In our model, to win on Amazon, we try to maximize shelf space.
That is, how visible your products are to customers searching for what they need (and in more recent developments, using the Rufus AI assistant to find what they want).
But that’s not all. Through the shelf space lens, we also determine how much potential for growth there is, and where the opportunity for that growth lies. Here’s how.
As we mentioned, our strategy starts from your customers. And for most brands, your customers can be divided into segments: different groups of people with different needs and purchasing behavior, looking for a solution to different, if related, problems.
Once we know who your customers (and competitors) are, we can dive deep into the data, and explore what they are looking for on Amazon, how, and where your products show up.
How? By considering how much shelf space you get, based on your search rankings results. On aggregate across all the keywords a customer segment searches for, this gives us a clear picture of how much shelf space you get, and how much more you could grow.
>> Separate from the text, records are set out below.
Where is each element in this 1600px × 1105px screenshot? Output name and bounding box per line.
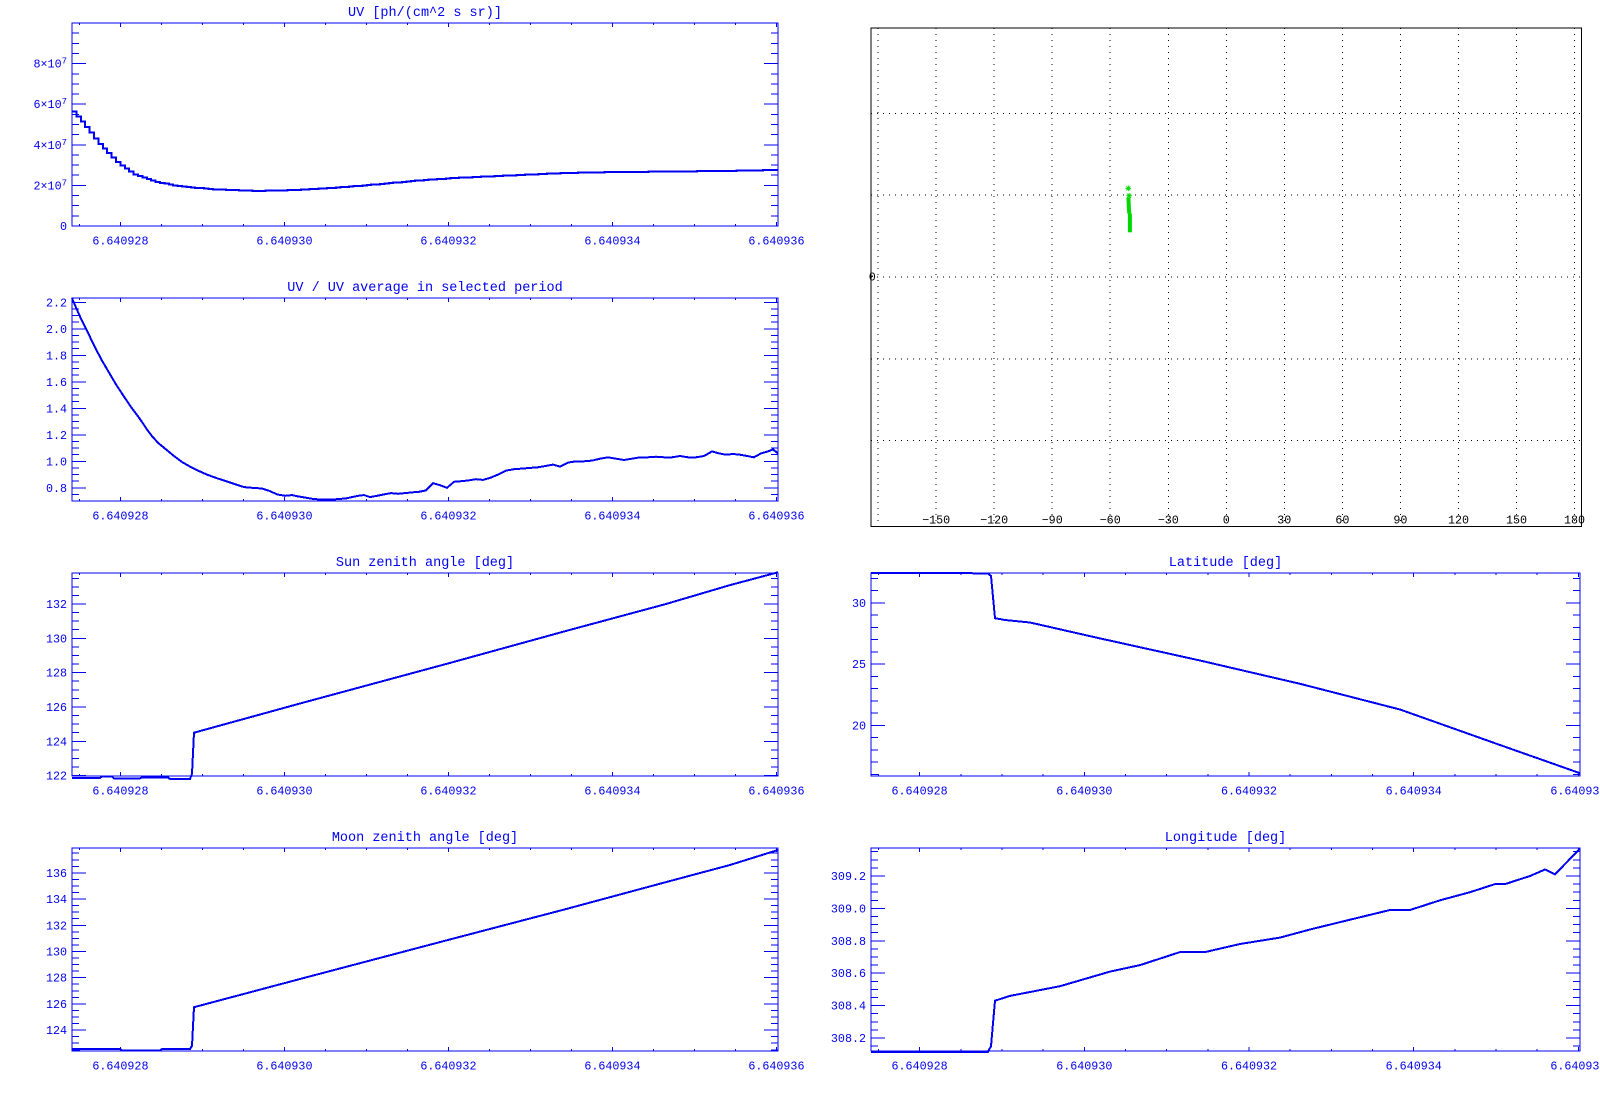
svg-text:6.640934: 6.640934 — [1386, 1060, 1442, 1074]
svg-text:124: 124 — [46, 1024, 67, 1038]
svg-text:−120: −120 — [980, 514, 1008, 528]
svg-text:150: 150 — [1506, 514, 1527, 528]
svg-text:309.2: 309.2 — [831, 870, 866, 884]
svg-text:6.640936: 6.640936 — [1550, 1060, 1600, 1074]
svg-text:−90: −90 — [1042, 514, 1063, 528]
svg-text:6.640932: 6.640932 — [420, 510, 476, 524]
svg-text:2.0: 2.0 — [46, 323, 67, 337]
svg-text:6.640930: 6.640930 — [256, 235, 312, 249]
svg-text:8×107: 8×107 — [34, 57, 67, 72]
svg-text:0.8: 0.8 — [46, 482, 67, 496]
svg-text:6.640930: 6.640930 — [1056, 1060, 1112, 1074]
svg-text:Latitude [deg]: Latitude [deg] — [1169, 556, 1282, 571]
svg-text:UV / UV average in selected pe: UV / UV average in selected period — [287, 281, 562, 296]
svg-text:128: 128 — [46, 972, 67, 986]
svg-text:Longitude [deg]: Longitude [deg] — [1165, 831, 1287, 846]
svg-text:130: 130 — [46, 946, 67, 960]
svg-text:25: 25 — [852, 658, 866, 672]
svg-text:−150: −150 — [922, 514, 950, 528]
svg-text:6.640936: 6.640936 — [748, 785, 804, 799]
svg-text:UV [ph/(cm^2 s sr)]: UV [ph/(cm^2 s sr)] — [348, 6, 502, 21]
svg-text:128: 128 — [46, 667, 67, 681]
svg-text:60: 60 — [1335, 514, 1349, 528]
svg-text:132: 132 — [46, 598, 67, 612]
svg-text:6.640932: 6.640932 — [1221, 785, 1277, 799]
svg-text:6.640934: 6.640934 — [1386, 785, 1442, 799]
svg-text:6.640936: 6.640936 — [748, 235, 804, 249]
svg-text:0: 0 — [869, 271, 876, 285]
svg-text:6.640928: 6.640928 — [892, 1060, 948, 1074]
svg-text:0: 0 — [1223, 514, 1230, 528]
svg-text:30: 30 — [852, 597, 866, 611]
svg-text:6.640928: 6.640928 — [92, 510, 148, 524]
svg-text:6.640934: 6.640934 — [584, 785, 640, 799]
svg-text:Sun zenith angle [deg]: Sun zenith angle [deg] — [336, 556, 514, 571]
svg-text:6.640930: 6.640930 — [256, 1060, 312, 1074]
svg-text:120: 120 — [1448, 514, 1469, 528]
svg-text:6.640932: 6.640932 — [420, 1060, 476, 1074]
svg-text:6×107: 6×107 — [34, 97, 67, 112]
svg-text:−60: −60 — [1100, 514, 1121, 528]
svg-text:180: 180 — [1564, 514, 1585, 528]
svg-text:308.8: 308.8 — [831, 935, 866, 949]
svg-text:6.640928: 6.640928 — [92, 1060, 148, 1074]
svg-text:4×107: 4×107 — [34, 138, 67, 153]
svg-text:90: 90 — [1393, 514, 1407, 528]
svg-text:6.640928: 6.640928 — [892, 785, 948, 799]
svg-text:2×107: 2×107 — [34, 178, 67, 193]
svg-text:1.6: 1.6 — [46, 376, 67, 390]
svg-text:6.640932: 6.640932 — [420, 235, 476, 249]
svg-text:1.8: 1.8 — [46, 349, 67, 363]
svg-text:1.2: 1.2 — [46, 429, 67, 443]
svg-text:1.4: 1.4 — [46, 402, 67, 416]
svg-text:6.640934: 6.640934 — [584, 510, 640, 524]
svg-text:−30: −30 — [1158, 514, 1179, 528]
svg-text:308.6: 308.6 — [831, 967, 866, 981]
svg-text:6.640936: 6.640936 — [748, 1060, 804, 1074]
svg-text:6.640930: 6.640930 — [256, 510, 312, 524]
svg-text:6.640928: 6.640928 — [92, 235, 148, 249]
svg-text:308.4: 308.4 — [831, 1000, 866, 1014]
svg-text:132: 132 — [46, 919, 67, 933]
svg-text:130: 130 — [46, 632, 67, 646]
svg-text:30: 30 — [1277, 514, 1291, 528]
svg-text:134: 134 — [46, 893, 67, 907]
svg-text:2.2: 2.2 — [46, 296, 67, 310]
svg-text:6.640928: 6.640928 — [92, 785, 148, 799]
svg-text:6.640936: 6.640936 — [748, 510, 804, 524]
svg-text:6.640930: 6.640930 — [1056, 785, 1112, 799]
svg-text:122: 122 — [46, 770, 67, 784]
svg-text:6.640934: 6.640934 — [584, 235, 640, 249]
svg-text:124: 124 — [46, 735, 67, 749]
svg-text:126: 126 — [46, 701, 67, 715]
svg-text:308.2: 308.2 — [831, 1032, 866, 1046]
svg-text:6.640932: 6.640932 — [1221, 1060, 1277, 1074]
svg-text:136: 136 — [46, 867, 67, 881]
svg-text:6.640934: 6.640934 — [584, 1060, 640, 1074]
svg-text:6.640936: 6.640936 — [1550, 785, 1600, 799]
svg-text:309.0: 309.0 — [831, 902, 866, 916]
svg-text:6.640932: 6.640932 — [420, 785, 476, 799]
svg-text:6.640930: 6.640930 — [256, 785, 312, 799]
svg-text:1.0: 1.0 — [46, 455, 67, 469]
svg-text:0: 0 — [60, 220, 67, 234]
svg-text:Moon zenith angle [deg]: Moon zenith angle [deg] — [332, 831, 518, 846]
svg-text:20: 20 — [852, 719, 866, 733]
svg-text:126: 126 — [46, 998, 67, 1012]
On Amazon, customers search for what they need, and they pick one of the products they find. Statistics show that the first three products get 64% of clicks, and the pattern holds.
In other words, if you don’t show up high, your listing rarely gets seen.
It’s the growth flywheel in action: the better your shelf space, the more sales you get, and by reflection, you’re going to get rewarded with more shelf space by the Amazon algorithm.
Growth exists in bridging the gap between the shelf space you get, and the shelf space you want.
Once we know what segments you’re not visible to, and for what keywords, we also know where the opportunity is.
This allows us to precisely pinpoint the most efficient way to drive market share for your brand, and also quantify how much growth we can drive.
Then? It’s all a matter of executing on a winning strategy to grab that shelf space and market share.